Validity of certain transactions and documents
70.Section 43 of the Act implements recommendations 62 and 65. The effect of subsections (1) and (2) is that the validity of an onerous transaction (or contract) between the trustees and another party is not subject to challenge on either of two grounds: first, that the purported exercise of the trustees’ power conflicted with the actual terms and purposes of the trust or, secondly, that the procedures adopted by the trustees were flawed. This clarifies the current law: section 43(2)(a) replaces section 2(1) of the 1961 Act, whilst section 43(2)(b) is in substitution for section 7 of the 1921 Act. (Both of these provisions are repealed, so far as relating to trustees, by section 87 and schedule 2.) Section 43(3), which makes special provision for situations in which trustees are acting under the supervision of the accountant of court, is a re-enactment of the proviso to section 2(1) of the 1961 Act. By section 43(4), the earlier subsections do not affect any liability of the trustees between themselves. This is the position under the current law. The current law also places beneficiaries in the same position as trustees, with the result that a beneficiary who transacts with the trustees is unable to rely on the equivalent protections to those in subsections (1) to (3). This section adopts a different approach and extends such protection to beneficiaries, on the basis that the provision is restricted to transactions which are onerous. The trustees will therefore have received value and so the transacting party, including a beneficiary, is worthy of protection against challenge on the grounds in subsection (2). In line with recommendation 65, the current requirement, contained in section 7 of the 1921 Act, of good faith on the part of the other party is not reproduced in this section (on the basis that the onerous character of the transaction should ensure that the trust property is not prejudiced). Section 43 applies irrespective of when the trust was created, but only to transactions entered into after commencement of the section (subsection (5)).

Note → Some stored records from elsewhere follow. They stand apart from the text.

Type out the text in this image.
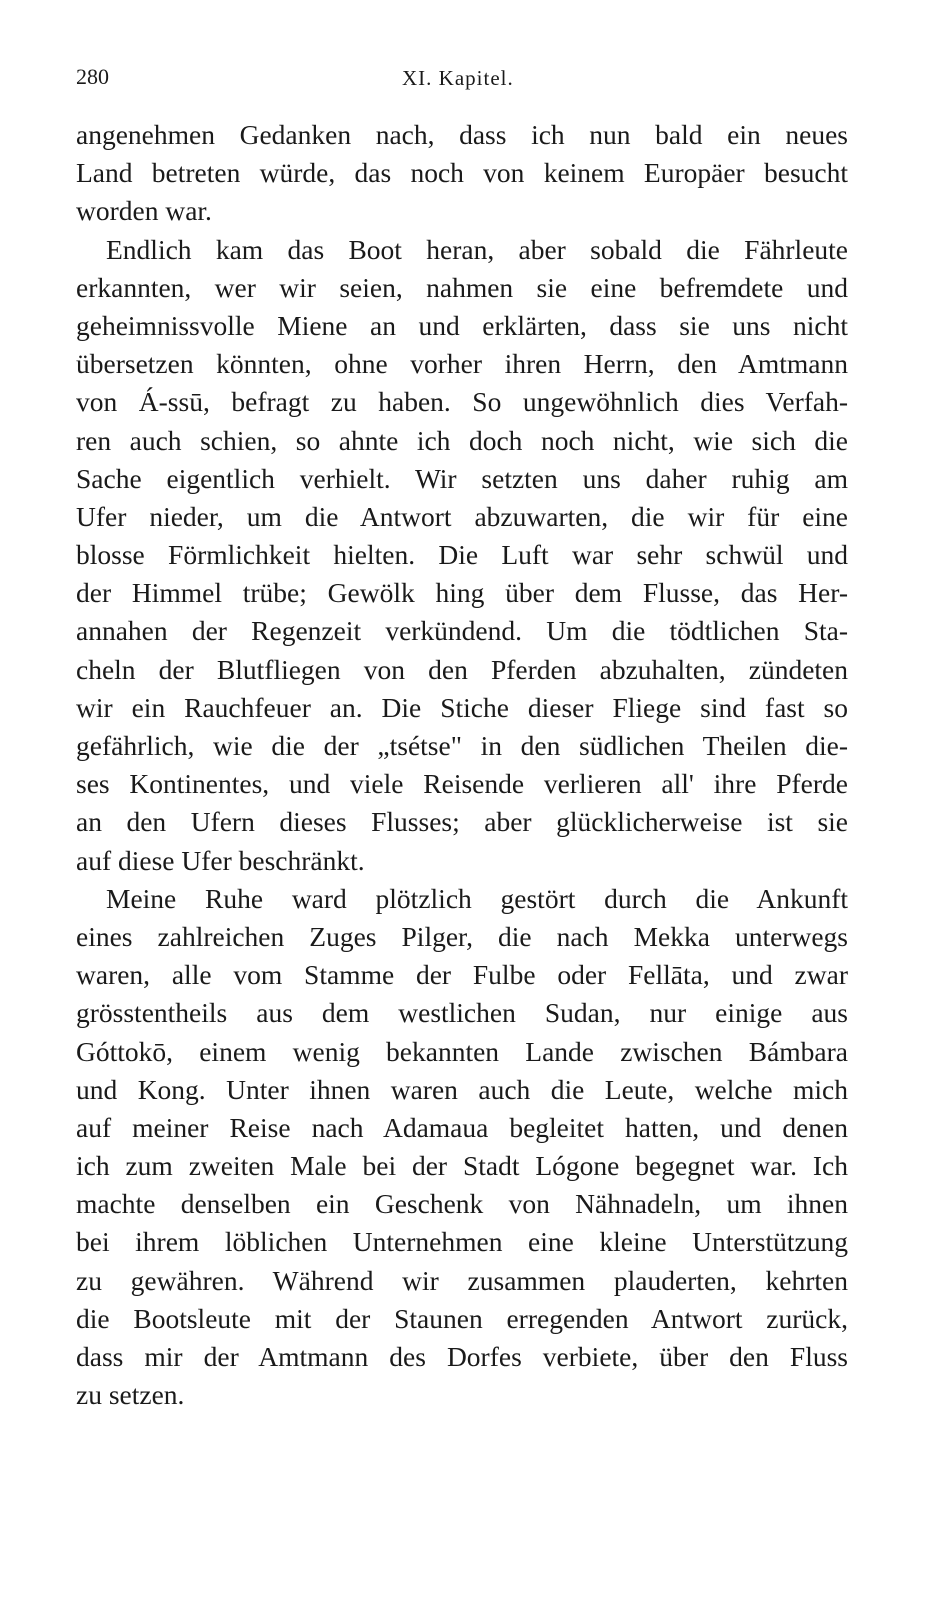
280	XI. Kapitel.
angenehmen Gedanken nach, dass ich nun bald ein neues
Land betreten würde, das noch von keinem Europäer besucht
worden war.
Endlich kam das Boot heran, aber sobald die Fährleute
erkannten, wer wir seien, nahmen sie eine befremdete und
geheimnissvolle Miene an und erklärten, dass sie uns nicht
übersetzen könnten, ohne vorher ihren Herrn, den Amtmann
von Á-ssū, befragt zu haben. So ungewöhnlich dies Verfah-
ren auch schien, so ahnte ich doch noch nicht, wie sich die
Sache eigentlich verhielt. Wir setzten uns daher ruhig am
Ufer nieder, um die Antwort abzuwarten, die wir für eine
blosse Förmlichkeit hielten. Die Luft war sehr schwül und
der Himmel trübe; Gewölk hing über dem Flusse, das Her-
annahen der Regenzeit verkündend. Um die tödtlichen Sta-
cheln der Blutfliegen von den Pferden abzuhalten, zündeten
wir ein Rauchfeuer an. Die Stiche dieser Fliege sind fast so
gefährlich, wie die der „tsétse" in den südlichen Theilen die-
ses Kontinentes, und viele Reisende verlieren all' ihre Pferde
an den Ufern dieses Flusses; aber glücklicherweise ist sie
auf diese Ufer beschränkt.
Meine Ruhe ward plötzlich gestört durch die Ankunft
eines zahlreichen Zuges Pilger, die nach Mekka unterwegs
waren, alle vom Stamme der Fulbe oder Fellāta, und zwar
grösstentheils aus dem westlichen Sudan, nur einige aus
Góttokō, einem wenig bekannten Lande zwischen Bámbara
und Kong. Unter ihnen waren auch die Leute, welche mich
auf meiner Reise nach Adamaua begleitet hatten, und denen
ich zum zweiten Male bei der Stadt Lógone begegnet war. Ich
machte denselben ein Geschenk von Nähnadeln, um ihnen
bei ihrem löblichen Unternehmen eine kleine Unterstützung
zu gewähren. Während wir zusammen plauderten, kehrten
die Bootsleute mit der Staunen erregenden Antwort zurück,
dass mir der Amtmann des Dorfes verbiete, über den Fluss
zu setzen.
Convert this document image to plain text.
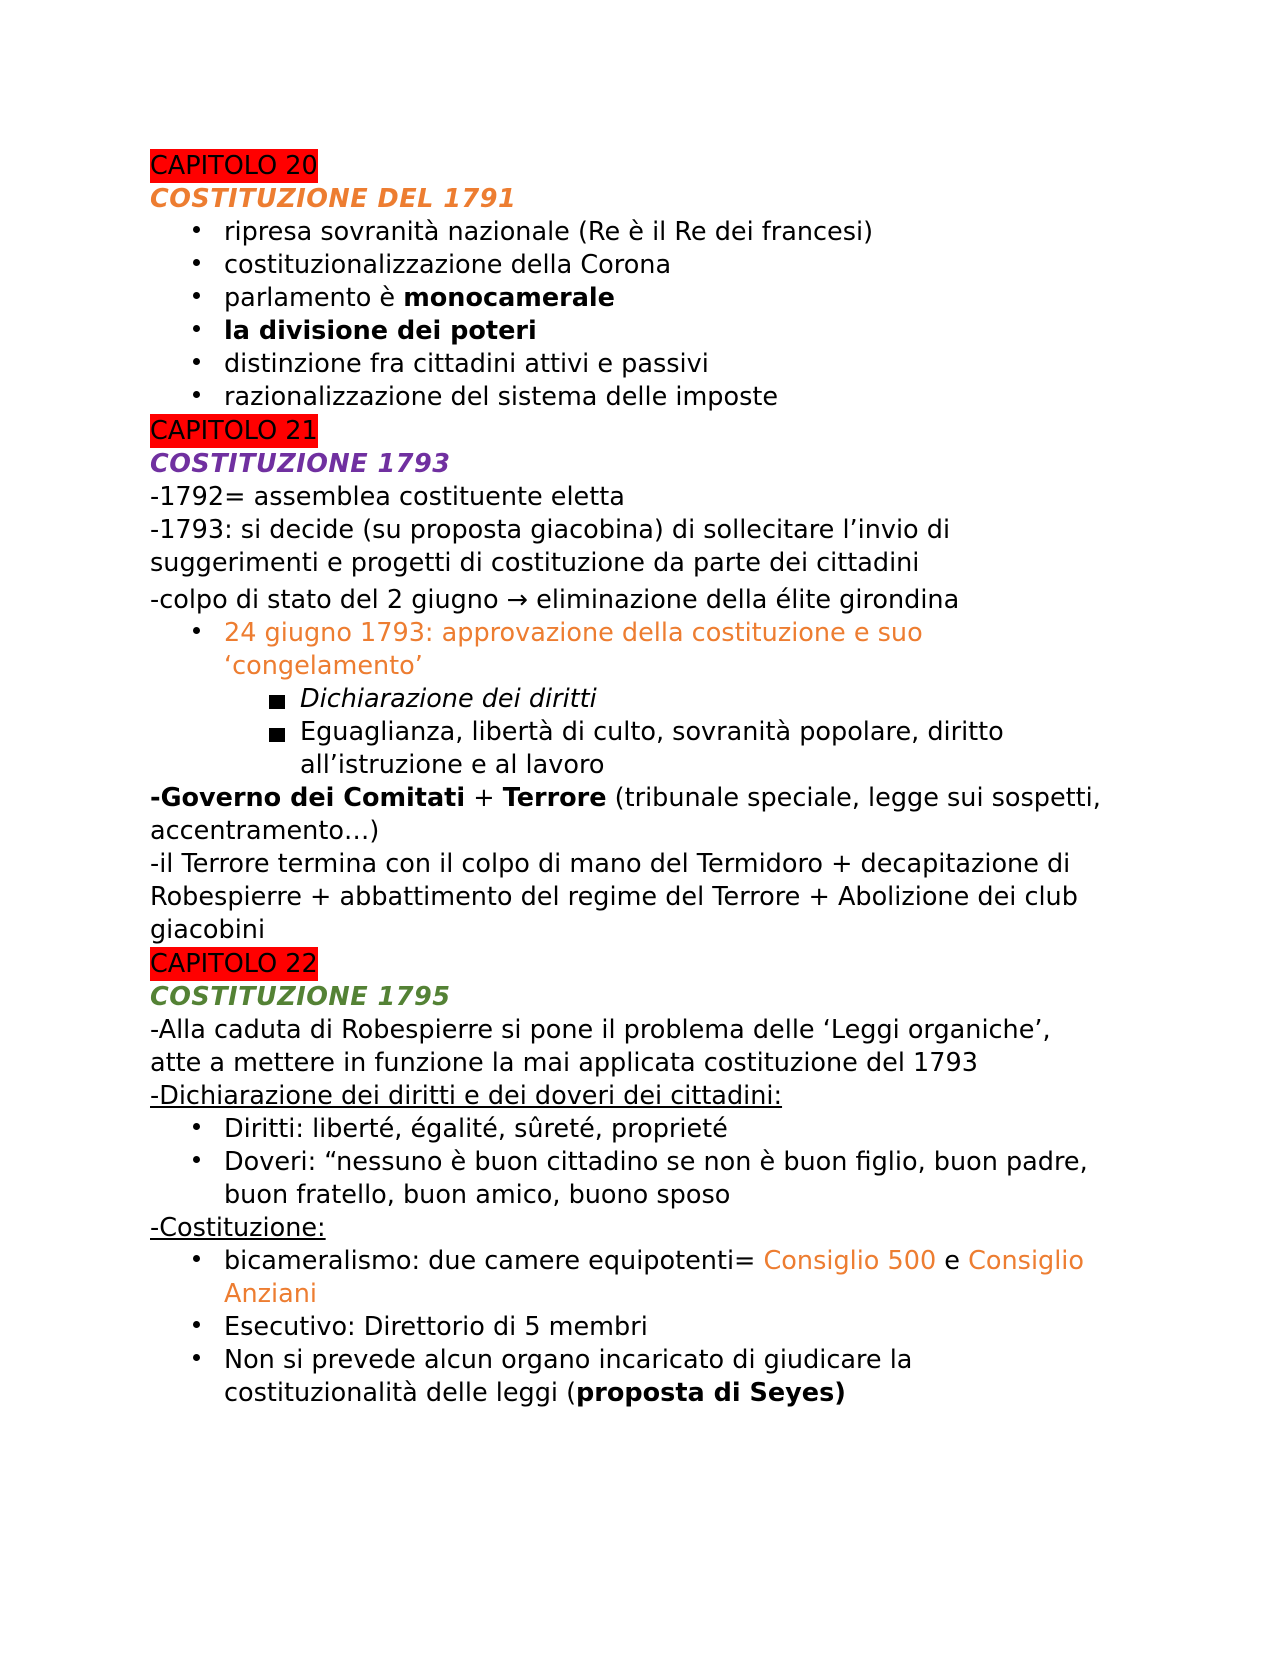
CAPITOLO 20
COSTITUZIONE DEL 1791
ripresa sovranità nazionale (Re è il Re dei francesi)
costituzionalizzazione della Corona
parlamento è monocamerale
la divisione dei poteri
distinzione fra cittadini attivi e passivi
razionalizzazione del sistema delle imposte
CAPITOLO 21
COSTITUZIONE 1793
-1792= assemblea costituente eletta
-1793: si decide (su proposta giacobina) di sollecitare l’invio di
suggerimenti e progetti di costituzione da parte dei cittadini
-colpo di stato del 2 giugno → eliminazione della élite girondina
24 giugno 1793: approvazione della costituzione e suo
‘congelamento’
Dichiarazione dei diritti
Eguaglianza, libertà di culto, sovranità popolare, diritto
all’istruzione e al lavoro
-Governo dei Comitati + Terrore (tribunale speciale, legge sui sospetti,
accentramento…)
-il Terrore termina con il colpo di mano del Termidoro + decapitazione di
Robespierre + abbattimento del regime del Terrore + Abolizione dei club
giacobini
CAPITOLO 22
COSTITUZIONE 1795
-Alla caduta di Robespierre si pone il problema delle ‘Leggi organiche’,
atte a mettere in funzione la mai applicata costituzione del 1793
-Dichiarazione dei diritti e dei doveri dei cittadini:
Diritti: liberté, égalité, sûreté, proprieté
Doveri: “nessuno è buon cittadino se non è buon figlio, buon padre,
buon fratello, buon amico, buono sposo
-Costituzione:
bicameralismo: due camere equipotenti= Consiglio 500 e Consiglio
Anziani
Esecutivo: Direttorio di 5 membri
Non si prevede alcun organo incaricato di giudicare la
costituzionalità delle leggi (proposta di Seyes)
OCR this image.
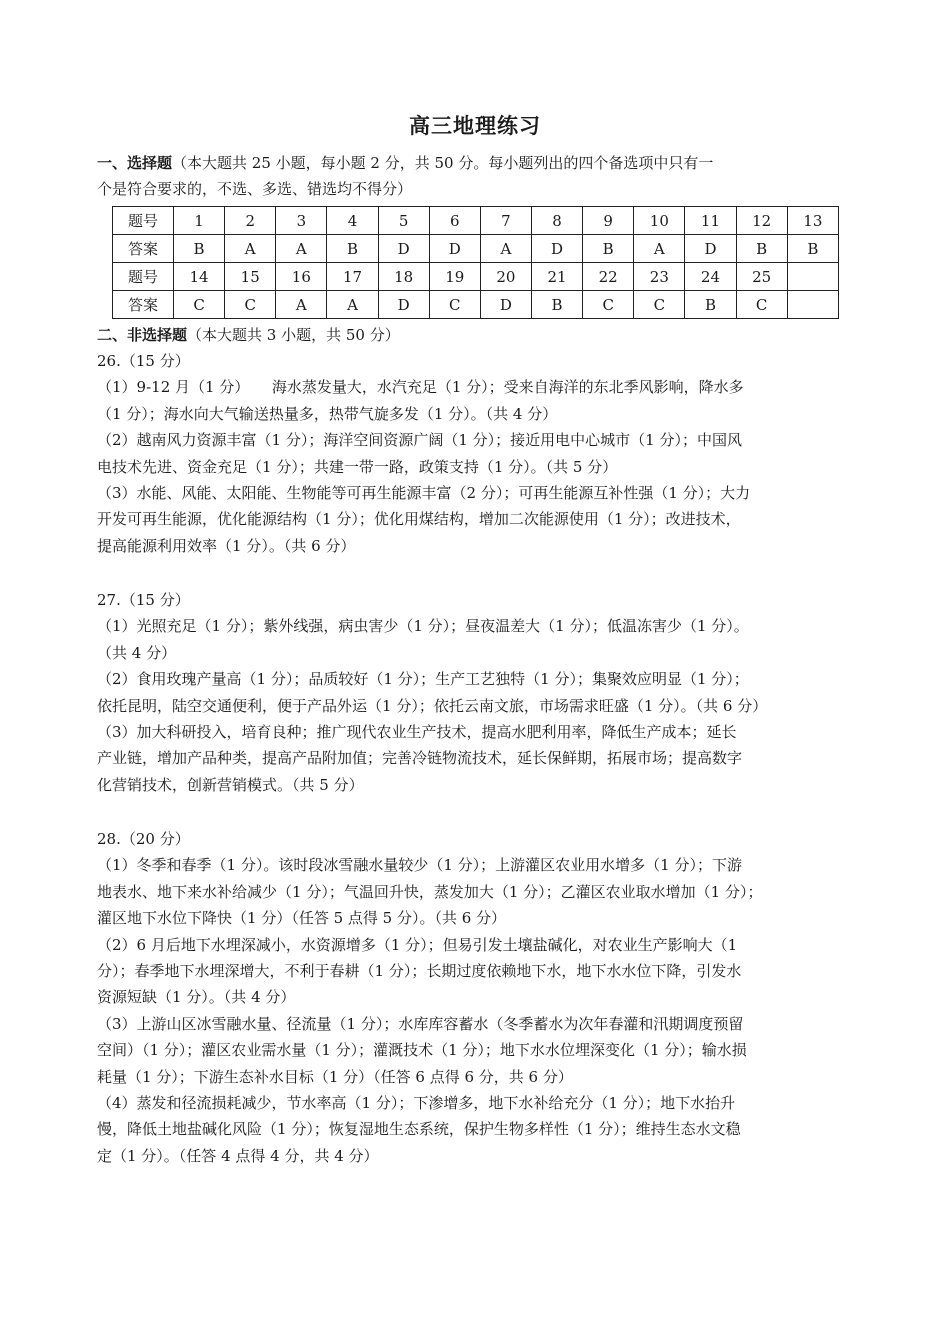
高三地理练习
一、选择题（本大题共 25 小题，每小题 2 分，共 50 分。每小题列出的四个备选项中只有一
个是符合要求的，不选、多选、错选均不得分）
题号	1	2	3	4	5	6	7	8	9	10	11	12	13
答案	B	A	A	B	D	D	A	D	B	A	D	B	B
题号	14	15	16	17	18	19	20	21	22	23	24	25	
答案	C	C	A	A	D	C	D	B	C	C	B	C	
二、非选择题（本大题共 3 小题，共 50 分）

26.（15 分）

（1）9-12 月（1 分）　　海水蒸发量大，水汽充足（1 分）；受来自海洋的东北季风影响，降水多

（1 分）；海水向大气输送热量多，热带气旋多发（1 分）。（共 4 分）

（2）越南风力资源丰富（1 分）；海洋空间资源广阔（1 分）；接近用电中心城市（1 分）；中国风

电技术先进、资金充足（1 分）；共建一带一路，政策支持（1 分）。（共 5 分）

（3）水能、风能、太阳能、生物能等可再生能源丰富（2 分）；可再生能源互补性强（1 分）；大力

开发可再生能源，优化能源结构（1 分）；优化用煤结构，增加二次能源使用（1 分）；改进技术，

提高能源利用效率（1 分）。（共 6 分）

27.（15 分）

（1）光照充足（1 分）；紫外线强，病虫害少（1 分）；昼夜温差大（1 分）；低温冻害少（1 分）。

（共 4 分）

（2）食用玫瑰产量高（1 分）；品质较好（1 分）；生产工艺独特（1 分）；集聚效应明显（1 分）；

依托昆明，陆空交通便利，便于产品外运（1 分）；依托云南文旅，市场需求旺盛（1 分）。（共 6 分）

（3）加大科研投入，培育良种；推广现代农业生产技术，提高水肥利用率，降低生产成本；延长

产业链，增加产品种类，提高产品附加值；完善冷链物流技术，延长保鲜期，拓展市场；提高数字

化营销技术，创新营销模式。（共 5 分）

28.（20 分）

（1）冬季和春季（1 分）。该时段冰雪融水量较少（1 分）；上游灌区农业用水增多（1 分）；下游

地表水、地下来水补给减少（1 分）；气温回升快，蒸发加大（1 分）；乙灌区农业取水增加（1 分）；

灌区地下水位下降快（1 分）（任答 5 点得 5 分）。（共 6 分）

（2）6 月后地下水埋深减小，水资源增多（1 分）；但易引发土壤盐碱化，对农业生产影响大（1

分）；春季地下水埋深增大，不利于春耕（1 分）；长期过度依赖地下水，地下水水位下降，引发水

资源短缺（1 分）。（共 4 分）

（3）上游山区冰雪融水量、径流量（1 分）；水库库容蓄水（冬季蓄水为次年春灌和汛期调度预留

空间）（1 分）；灌区农业需水量（1 分）；灌溉技术（1 分）；地下水水位埋深变化（1 分）；输水损

耗量（1 分）；下游生态补水目标（1 分）（任答 6 点得 6 分，共 6 分）

（4）蒸发和径流损耗减少，节水率高（1 分）；下渗增多，地下水补给充分（1 分）；地下水抬升

慢，降低土地盐碱化风险（1 分）；恢复湿地生态系统，保护生物多样性（1 分）；维持生态水文稳

定（1 分）。（任答 4 点得 4 分，共 4 分）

71.Section 44 of the Act clarifies the current law on the execution of documents by trustees. It is a default rule. At present, while it is clear that a decision – for example, to sell trust property – can validly be made by a majority of the trustees, it is less clear how many trustees are required to execute the disposition or other document. Subsection (1) provides that, for the document to be validly executed, it is sufficient that a majority of the trustees have signed it(12). Subsection (2) indicates that, alternatively, the trustees may authorise an agent to execute a document on their behalf (under section 22(1)(b)). This may be particularly useful where a decision of a majority of trustees under section 14 cannot otherwise be implemented by executing a document where an absolute majority is required due to incapability or being untraceable. By subsection (3) the rule in subsection (1) applies irrespective of when the trust was created but only as respects documents executed after commencement of the section.
This is different from the SLC recommendation 64 which disregarded incapable or untraceable trustees from what constituted the majority. Concerns were raised that such a rule would mean those relying on the signed document would have to look behind the trust deed and inquire as to the traceability and capability of trustees.